The professor is William Ditto, director of ASU’s School of Biological and Health Systems Engineering, and the science is synthetic biology.
Synthetic biology is the process of modifying existing organisms or creating new ones by altering genetic structures.
Scientists use synthetic biology to design biological systems for specific purposes, such as curing or treating a disease, Ditto said.
“We want to go in and hijack the programming of an organism,” he said.
At ASU, Ditto works primarily to modify yeast and E. coli organisms to function as binary logic gates — an essential part of computers that store and process information.
The ultimate goal, Ditto said, is to create “living computers.”
At this stage, Ditto’s research is limited to computer simulations, but those work beautifully, he said, and ASU is pursuing patents on the work.
“We haven’t built anything yet,” he said. “That will take several years.”
He added that synthetic biology, while still highly experimental, has enormous promise.
“We could one day design an organism that goes after cancer cells and destroys them,” Ditto said.
Synthetic biology could also create something more sinister, Ditto said.
He added that the basic gene sequences for polio and the 1918 flu pandemic are available on the Internet.
These ethical concerns were the focus of the Atlanta meeting of the Presidential Commission for the Study of Bioethical Issues on Nov. 16 and 17.
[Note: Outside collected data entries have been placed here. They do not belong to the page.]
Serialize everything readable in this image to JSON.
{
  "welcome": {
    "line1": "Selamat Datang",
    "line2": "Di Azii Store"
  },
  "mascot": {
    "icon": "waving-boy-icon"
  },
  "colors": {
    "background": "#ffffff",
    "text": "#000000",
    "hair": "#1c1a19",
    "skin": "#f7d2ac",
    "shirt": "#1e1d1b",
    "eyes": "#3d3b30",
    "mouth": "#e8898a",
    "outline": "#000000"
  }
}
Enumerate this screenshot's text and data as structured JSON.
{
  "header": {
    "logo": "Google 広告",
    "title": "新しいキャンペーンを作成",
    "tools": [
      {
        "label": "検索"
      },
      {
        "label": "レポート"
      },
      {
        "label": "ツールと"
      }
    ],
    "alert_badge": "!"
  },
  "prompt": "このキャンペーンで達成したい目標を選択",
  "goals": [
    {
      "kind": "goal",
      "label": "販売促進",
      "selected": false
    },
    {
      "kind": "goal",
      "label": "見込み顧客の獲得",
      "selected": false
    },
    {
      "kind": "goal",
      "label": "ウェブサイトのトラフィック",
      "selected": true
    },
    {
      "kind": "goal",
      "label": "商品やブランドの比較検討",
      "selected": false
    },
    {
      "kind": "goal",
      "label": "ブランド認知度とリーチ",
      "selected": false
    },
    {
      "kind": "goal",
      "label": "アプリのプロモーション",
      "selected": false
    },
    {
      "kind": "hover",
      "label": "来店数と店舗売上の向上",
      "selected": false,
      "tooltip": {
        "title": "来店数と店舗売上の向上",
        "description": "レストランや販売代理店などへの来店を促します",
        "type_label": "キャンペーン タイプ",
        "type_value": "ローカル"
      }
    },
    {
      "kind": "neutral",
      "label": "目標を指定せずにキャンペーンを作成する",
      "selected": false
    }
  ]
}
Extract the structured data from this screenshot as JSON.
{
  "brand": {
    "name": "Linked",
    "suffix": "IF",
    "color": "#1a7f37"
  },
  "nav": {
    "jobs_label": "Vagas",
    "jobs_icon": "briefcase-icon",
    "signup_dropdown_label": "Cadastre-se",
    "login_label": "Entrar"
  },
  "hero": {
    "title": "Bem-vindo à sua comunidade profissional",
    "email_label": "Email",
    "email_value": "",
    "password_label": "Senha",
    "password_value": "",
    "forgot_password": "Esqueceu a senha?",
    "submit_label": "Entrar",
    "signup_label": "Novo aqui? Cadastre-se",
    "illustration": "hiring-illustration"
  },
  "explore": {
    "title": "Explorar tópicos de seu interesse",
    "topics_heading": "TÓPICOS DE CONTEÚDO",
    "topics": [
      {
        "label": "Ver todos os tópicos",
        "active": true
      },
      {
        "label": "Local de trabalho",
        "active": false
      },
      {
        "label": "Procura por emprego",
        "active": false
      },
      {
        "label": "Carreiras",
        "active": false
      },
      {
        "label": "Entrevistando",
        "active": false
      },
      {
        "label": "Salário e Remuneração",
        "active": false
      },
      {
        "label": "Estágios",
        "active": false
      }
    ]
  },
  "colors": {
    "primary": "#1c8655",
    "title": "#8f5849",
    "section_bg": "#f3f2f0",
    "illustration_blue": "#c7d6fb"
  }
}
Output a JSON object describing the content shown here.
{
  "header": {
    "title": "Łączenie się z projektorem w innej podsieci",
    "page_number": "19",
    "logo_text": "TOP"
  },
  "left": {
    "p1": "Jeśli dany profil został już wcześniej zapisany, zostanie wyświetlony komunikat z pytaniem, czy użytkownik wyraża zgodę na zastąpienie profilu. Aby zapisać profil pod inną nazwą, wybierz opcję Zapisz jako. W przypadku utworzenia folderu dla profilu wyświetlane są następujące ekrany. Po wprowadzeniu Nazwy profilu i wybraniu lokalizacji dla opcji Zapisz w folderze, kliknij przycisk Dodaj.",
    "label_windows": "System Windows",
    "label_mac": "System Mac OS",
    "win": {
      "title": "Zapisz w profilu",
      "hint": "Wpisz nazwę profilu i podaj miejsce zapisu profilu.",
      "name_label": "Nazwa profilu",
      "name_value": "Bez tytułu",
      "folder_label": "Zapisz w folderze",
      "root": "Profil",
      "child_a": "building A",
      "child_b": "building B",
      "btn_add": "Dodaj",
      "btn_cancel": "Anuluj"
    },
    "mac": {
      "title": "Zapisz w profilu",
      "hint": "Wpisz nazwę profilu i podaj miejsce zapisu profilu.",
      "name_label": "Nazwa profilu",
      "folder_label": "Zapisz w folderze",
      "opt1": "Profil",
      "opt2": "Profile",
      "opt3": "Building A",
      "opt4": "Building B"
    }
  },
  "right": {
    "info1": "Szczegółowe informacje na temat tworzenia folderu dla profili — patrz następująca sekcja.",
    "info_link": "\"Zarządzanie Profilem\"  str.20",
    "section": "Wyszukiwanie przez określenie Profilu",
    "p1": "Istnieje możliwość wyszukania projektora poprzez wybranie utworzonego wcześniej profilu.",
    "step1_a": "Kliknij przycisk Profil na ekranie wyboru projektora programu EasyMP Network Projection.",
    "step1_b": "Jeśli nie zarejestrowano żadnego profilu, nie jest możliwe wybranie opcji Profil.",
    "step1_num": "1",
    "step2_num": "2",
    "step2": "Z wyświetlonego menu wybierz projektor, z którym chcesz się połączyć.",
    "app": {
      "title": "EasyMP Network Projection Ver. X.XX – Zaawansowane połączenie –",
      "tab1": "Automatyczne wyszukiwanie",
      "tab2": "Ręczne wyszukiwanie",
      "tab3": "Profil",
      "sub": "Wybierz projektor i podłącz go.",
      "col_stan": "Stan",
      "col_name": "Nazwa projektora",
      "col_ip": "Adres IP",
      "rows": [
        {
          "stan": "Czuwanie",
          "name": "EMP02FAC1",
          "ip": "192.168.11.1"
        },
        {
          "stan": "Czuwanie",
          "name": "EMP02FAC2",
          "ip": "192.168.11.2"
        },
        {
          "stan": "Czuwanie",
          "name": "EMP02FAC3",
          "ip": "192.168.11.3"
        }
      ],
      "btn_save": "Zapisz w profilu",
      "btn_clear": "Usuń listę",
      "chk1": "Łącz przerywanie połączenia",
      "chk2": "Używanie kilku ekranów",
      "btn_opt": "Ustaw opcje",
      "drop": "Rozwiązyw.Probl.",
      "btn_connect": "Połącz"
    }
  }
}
The commission met at Emory University to discuss the emerging field of synthetic biology and the ethical implications of the science.
The commission’s goal is to identify and promote “practices that ensure scientific research, health care delivery and technological innovation are conducted in an ethically responsible manner,” according to its website.
The commission, created in November 2009, is worried about what Ditto calls “biohackers” — amateur scientists working privately to create organisms.
The growing number of biohackers worries many in the scientific community, Ditto said, because they could accidentally produce something dangerous.
The mainstream scientific community uses computer simulations to test potential creations, but biohackers test by doing and could potentially make something dangerous by accident.
“They’ll take a cell and reprogram it without quite knowing what it does,” Ditto said.
Xiao Wang, assistant professor in bioengineering at ASU, said the good outweighs the bad.
“There is enormous potential,” he said. “Regulation and caution will prevent unwanted results.”
Currently, it would be nearly impossible for someone to create something dangerous, Ditto said.
He added that scientists are considering adding “kill switches” to organisms as a way to control them, which are certain coded gene sequences that, when introduced to an organism, could destroy it if the organism got out of hand.
“The upside here is enormous, and I don’t think the downsides offset that, but it’s good to be careful,” he said.
ASU is one of the leading universities in synthetic biology, Ditto said.
He added that given proper time and funding, ASU could emerge as a top researcher in the science.
“There are so many great things we can do,” he said. “This should be the place to be in the field.”